A nontrivial upper bound on the largest Laplacian eigenvalue of weighted graphs (Q861028)

The author obtains an upper bound on the largest Laplacian eigenvalue of weighted graphs. Let \(G\) be a connected weighted graph on \(n\) vertices. The author denotes by \(w_{i,j}\) the weight of the edge \((i,j)\), \(i \sim j\) if the vertices \(i\) and \(j\) are adjacent and \(w_i=\sum_{i \sim j} w_{k,i}\). He also denotes by \(L(G)\) the Laplacian matrix of \(G\) and \(\lambda_1 \geq \lambda_2 \geq \cdots \lambda_{n-1}>\lambda_n=0\) the eigenvalues of \(L(G)\).
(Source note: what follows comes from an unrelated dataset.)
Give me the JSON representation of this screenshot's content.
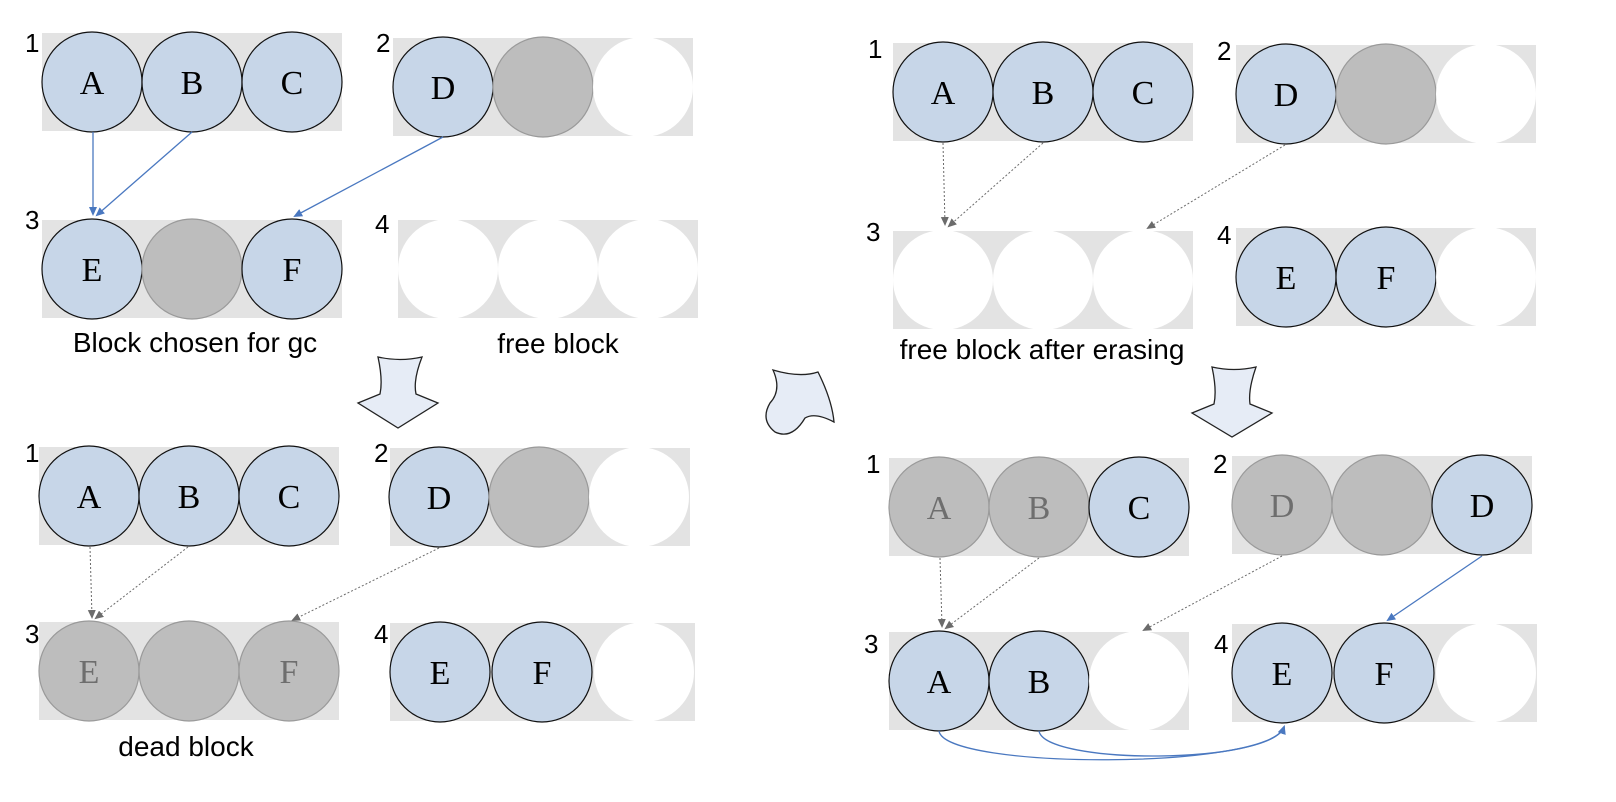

The main result of the paper establishes the following upper bound on the largest Laplacian eigenvalue: \[ \lambda_1 \leq \tfrac{1}{2}\max_{i \sim j} \left\{w_i+w_j+ \sum_{k \sim i, k \not \sim j}w_{i,k}+ \sum_{k \sim j, k \not \sim i}w_{j,k}+ \sum_{k \sim i, k \not \sim j} | w_{i,k}-w_{j,k}| \right\}. \] This upper bound does not exceed \(\sum_{j=1}^n \max_{k \sim j} w_{k,j}\).